The data stored in the memory circuit 8 is displayed by the display device of the plotter 8a or the CPU (computer) 8b, and stored in the disk device 8c if necessary.

In order to measure the hysteresis characteristic of the driving force of the linear motor R _{1 at} a predetermined position, the linear magnet M ₁ is moved to the predetermined position and the linear coil C ₁ is moved.
The drive current command value and the pressure measurement value at that time may be stored in the memory circuit 8 while changing the drive current supplied to the motor back and forth.

According to this embodiment, the change in the driving force due to the change in the position of the mover of the linear motor and the hysteresis characteristic of the driving force at a predetermined position can be measured with extremely high accuracy.
By changing the drive current of the linear motor or the like in accordance with these, it is possible to compensate for changes in drive force and hysteresis, and to keep the drive force constant at all times. As a result, the positioning stage and the robot hand can be controlled with high accuracy.

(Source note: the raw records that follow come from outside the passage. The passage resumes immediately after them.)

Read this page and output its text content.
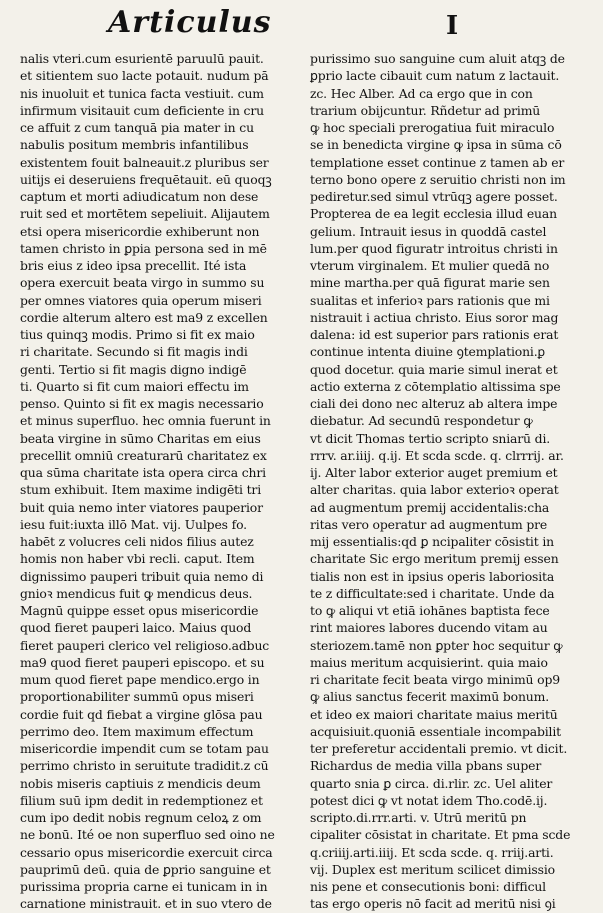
Articulus	I
nalis vteri.cum esurientē paruulū pauit.
et sitientem suo lacte potauit. nudum pā
nis inuoluit et tunica facta vestiuit. cum
infirmum visitauit cum deficiente in cru
ce affuit z cum tanquā pia mater in cu
nabulis positum membris infantilibus
existentem fouit balneauit.z pluribus ser
uitijs ei deseruiens frequētauit. eū quoqꝫ
captum et morti adiudicatum non dese
ruit sed et mortētem sepeliuit. Alijautem
etsi opera misericordie exhiberunt non
tamen christo in ꝑpia persona sed in mē
bris eius z ideo ipsa precellit. Ité ista
opera exercuit beata virgo in summo su
per omnes viatores quia operum miseri
cordie alterum altero est ma9 z excellen
tius quinqꝫ modis. Primo si fit ex maio
ri charitate. Secundo si fit magis indi
genti. Tertio si fit magis digno indigē
ti. Quarto si fit cum maiori effectu im
penso. Quinto si fit ex magis necessario
et minus superfluo. hec omnia fuerunt in
beata virgine in sūmo Charitas em eius
precellit omniū creaturarū charitatez ex
qua sūma charitate ista opera circa chri
stum exhibuit. Item maxime indigēti tri
buit quia nemo inter viatores pauperior
iesu fuit:iuxta illō Mat. vij. Uulpes fo.
habēt z volucres celi nidos filius autez
homis non haber vbi recli. caput. Item
dignissimo pauperi tribuit quia nemo di
gnioꝛ mendicus fuit ꝙ mendicus deus.
Magnū quippe esset opus misericordie
quod fieret pauperi laico. Maius quod
fieret pauperi clerico vel religioso.adbuc
ma9 quod fieret pauperi episcopo. et su
mum quod fieret pape mendico.ergo in
proportionabiliter summū opus miseri
cordie fuit qd fiebat a virgine glōsa pau
perrimo deo. Item maximum effectum
misericordie impendit cum se totam pau
perrimo christo in seruitute tradidit.z cū
nobis miseris captiuis z mendicis deum
filium suū ipm dedit in redemptionez et
cum ipo dedit nobis regnum celoꝝ z om
ne bonū. Ité oe non superfluo sed oino ne
cessario opus misericordie exercuit circa
pauprimū deū. quia de ꝑprio sanguine et
purissima propria carne ei tunicam in in
carnatione ministrauit. et in suo vtero de
purissimo suo sanguine cum aluit atqꝫ de
ꝑprio lacte cibauit cum natum z lactauit.
zc. Hec Alber. Ad ca ergo que in con
trarium obijcuntur. Rñdetur ad primū
ꝙ hoc speciali prerogatiua fuit miraculo
se in benedicta virgine ꝙ ipsa in sūma cō
templatione esset continue z tamen ab er
terno bono opere z seruitio christi non im
pediretur.sed simul vtrūqꝫ agere posset.
Propterea de ea legit ecclesia illud euan
gelium. Intrauit iesus in quoddā castel
lum.per quod figuratr introitus christi in
vterum virginalem. Et mulier quedā no
mine martha.per quā figurat marie sen
sualitas et inferioꝛ pars rationis que mi
nistrauit i actiua christo. Eius soror mag
dalena: id est superior pars rationis erat
continue intenta diuine ꝯtemplationi.ꝑ
quod docetur. quia marie simul inerat et
actio externa z cōtemplatio altissima spe
ciali dei dono nec alteruz ab altera impe
diebatur. Ad secundū respondetur ꝙ
vt dicit Thomas tertio scripto sniarū di.
rrrv. ar.iiij. q.ij. Et scda scde. q. clrrrij. ar.
ij. Alter labor exterior auget premium et
alter charitas. quia labor exterioꝛ operat
ad augmentum premij accidentalis:cha
ritas vero operatur ad augmentum pre
mij essentialis:qd ꝑ ncipaliter cōsistit in
charitate Sic ergo meritum premij essen
tialis non est in ipsius operis laboriosita
te z difficultate:sed i charitate. Unde da
to ꝙ aliqui vt etiā iohānes baptista fece
rint maiores labores ducendo vitam au
steriozem.tamē non ꝑpter hoc sequitur ꝙ
maius meritum acquisierint. quia maio
ri charitate fecit beata virgo minimū op9
ꝙ alius sanctus fecerit maximū bonum.
et ideo ex maiori charitate maius meritū
acquisiuit.quoniā essentiale incompabilit
ter preferetur accidentali premio. vt dicit.
Richardus de media villa pbans super
quarto snia ꝑ circa. di.rlir. zc. Uel aliter
potest dici ꝙ vt notat idem Tho.codē.ij.
scripto.di.rrr.arti. v. Utrū meritū pn
cipaliter cōsistat in charitate. Et pma scde
q.criiij.arti.iiij. Et scda scde. q. rriij.arti.
vij. Duplex est meritum scilicet dimissio
nis pene et consecutionis boni: difficul
tas ergo operis nō facit ad meritū nisi ꝯi
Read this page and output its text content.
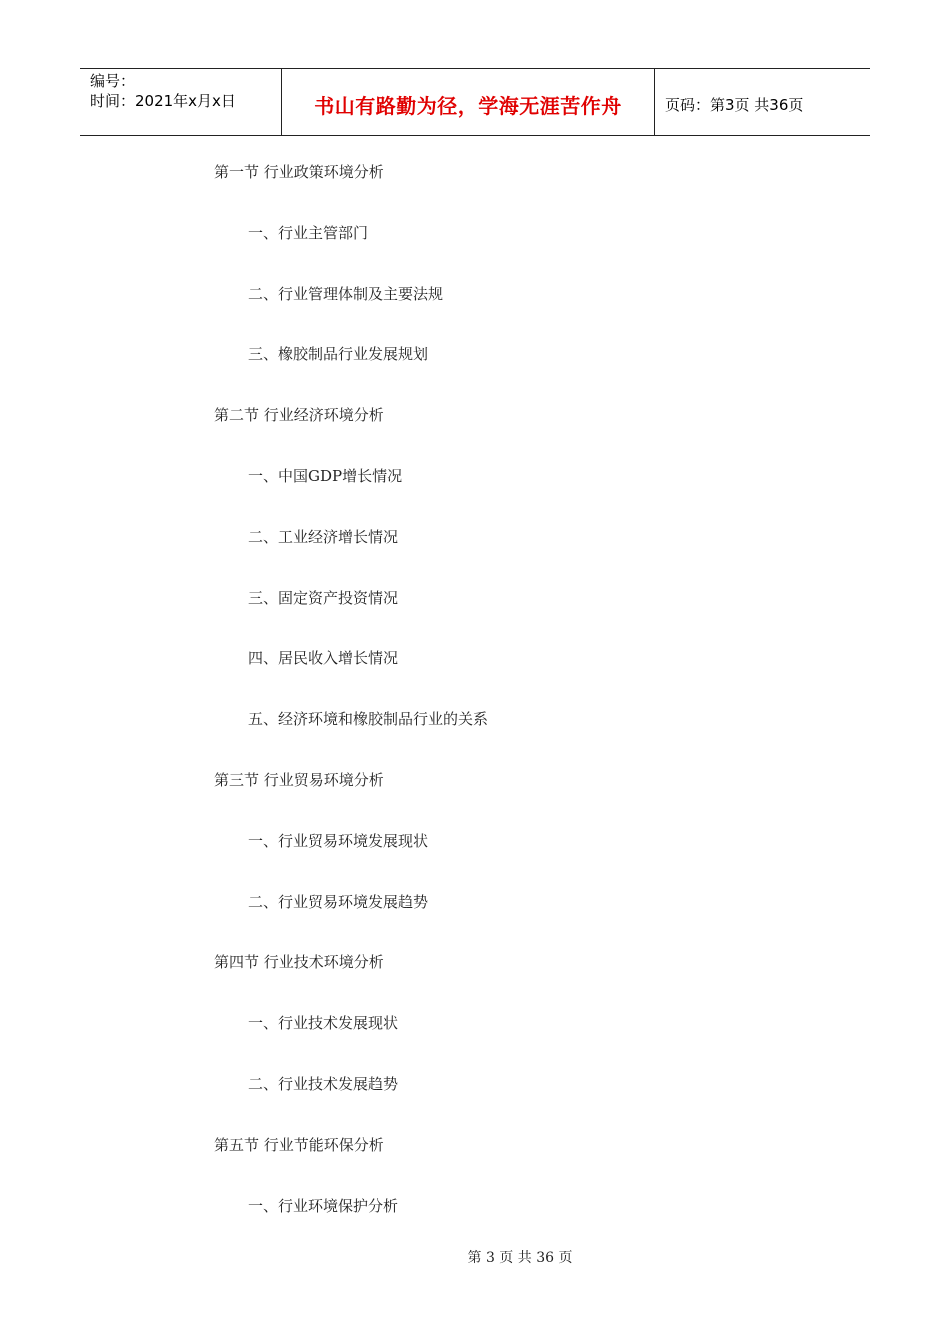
编号：
时间：2021年x月x日	书山有路勤为径，学海无涯苦作舟	页码：第3页 共36页
第一节 行业政策环境分析
一、行业主管部门
二、行业管理体制及主要法规
三、橡胶制品行业发展规划
第二节 行业经济环境分析
一、中国GDP增长情况
二、工业经济增长情况
三、固定资产投资情况
四、居民收入增长情况
五、经济环境和橡胶制品行业的关系
第三节 行业贸易环境分析
一、行业贸易环境发展现状
二、行业贸易环境发展趋势
第四节 行业技术环境分析
一、行业技术发展现状
二、行业技术发展趋势
第五节 行业节能环保分析
一、行业环境保护分析
第 3 页 共 36 页
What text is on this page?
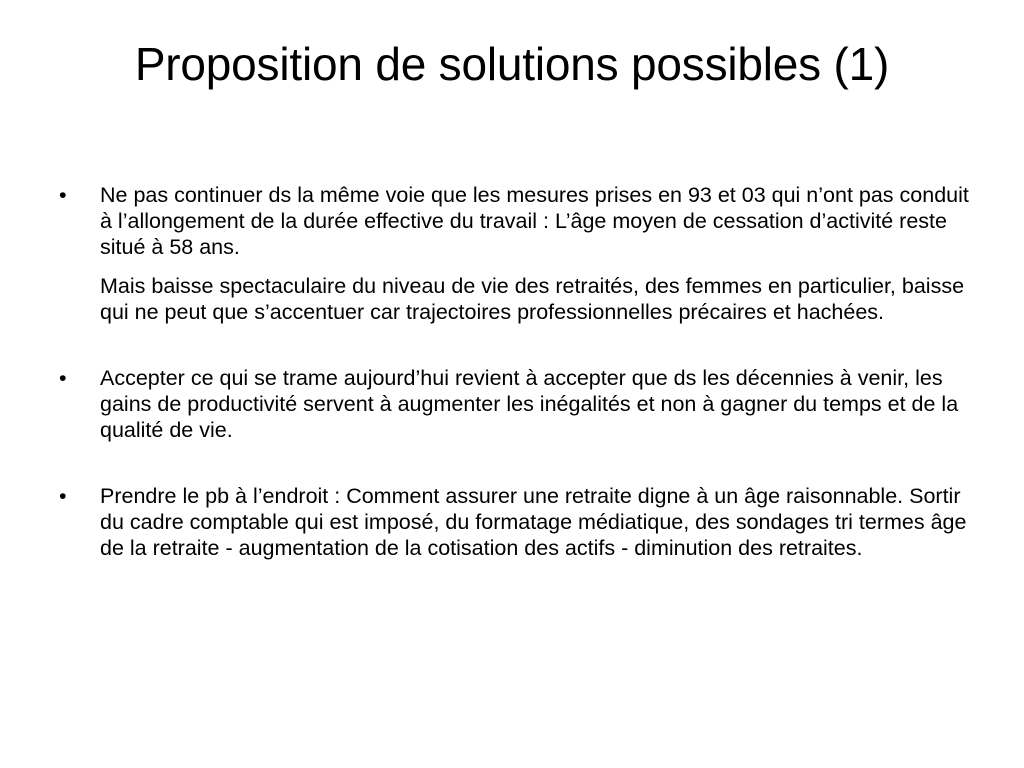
Proposition de solutions possibles (1)
• Ne pas continuer ds la même voie que les mesures prises en 93 et 03 qui n’ont pas conduit à l’allongement de la durée effective du travail : L’âge moyen de cessation d’activité reste situé à 58 ans.
Mais baisse spectaculaire du niveau de vie des retraités, des femmes en particulier, baisse qui ne peut que s’accentuer car trajectoires professionnelles précaires et hachées.
• Accepter ce qui se trame aujourd’hui revient à accepter que ds les décennies à venir, les gains de productivité servent à augmenter les inégalités et non à gagner du temps et de la qualité de vie.
• Prendre le pb à l’endroit : Comment assurer une retraite digne à un âge raisonnable. Sortir du cadre comptable qui est imposé, du formatage médiatique, des sondages tri termes âge de la retraite - augmentation de la cotisation des actifs - diminution des retraites.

FIG. 2 shows a modification of this embodiment.
This is the linear coil C of the linear motor R ₁ of this embodiment.
Load cell 1a to ₁ at both ends, instead of to abut the 1b, to secure the ends of the linear coil C ₂ of the linear motor R ₂ to the support 2, both surfaces on the load cell 21a of the projecting portion of the linear magnet M _2, 21b respectively The driving force of the servomotor 5 is transmitted to the holding member 24a that abuts and holds them. This modification has an advantage that the output of the linear encoder 6 does not include a measurement error due to the deformation of the load cells 21a and 21b because the linear coil C ₂ is fixed to the support 2.

Further, in order to measure the fluctuation of the torque during one rotation of the rotary shaft of the rotary motor, as shown in FIG. 3, the load cells 31 are provided on both sides of the protrusion provided on the rotary shaft S _3.
a and 31b are brought into contact with each other, and these are made into an annular support 3
2 load cells 31a, 3
The torque applied to the rotating shaft S ₃ may be calculated from the output difference of 1b in the same manner as described above.

[0023]

Since the present invention is configured as described above, it has the following effects.

In linear motion motors such as linear motors and various rotary motors, it is possible to measure the change in driving force and the hysteresis characteristic based on the change in the relative position of the mover with respect to the stator of the motor with high accuracy. If the driving force of the motor is compensated based on the obtained measured value, the positioning stage, the robot hand, etc. can be driven with a uniform driving force, and these can be controlled with high accuracy.

[Brief description of drawings]

FIG. 1 is an explanatory diagram illustrating an example.

FIG. 2 is an explanatory diagram illustrating a modified example of the apparatus of FIG.

FIG. 3 is an explanatory diagram illustrating another modified example of the apparatus of FIG.

[Explanation of symbols]

1a, 1b, 21a, 21b, 31a, 31b Load cell 2, 32 Support body 3 Adjusting screw 4 Movable table 4a, 24a Holding member 5 Servo motor 6 Linear encoder 8 Memory circuit 10c Difference device 11 Servo driver

Claims (3)

[Claims] 1. A first means for sandwiching at least one pressure detecting means between one of a mover and a stator of a drive device.
Holding means, second holding means for holding the other of the mover and the stator, drive means for relatively moving the first and second holding means, and the mover and the stator. A driving force measuring device comprising position detecting means for detecting a relative position. 2. The driving force measuring device according to claim 1, further comprising a pair of pressure detecting means that are in contact with both surfaces of one of the mover and the stator of the driving device. 3. The driving force measuring device according to claim 1, further comprising a storage unit that stores the output of the pressure detection unit together with the output of the position detection unit.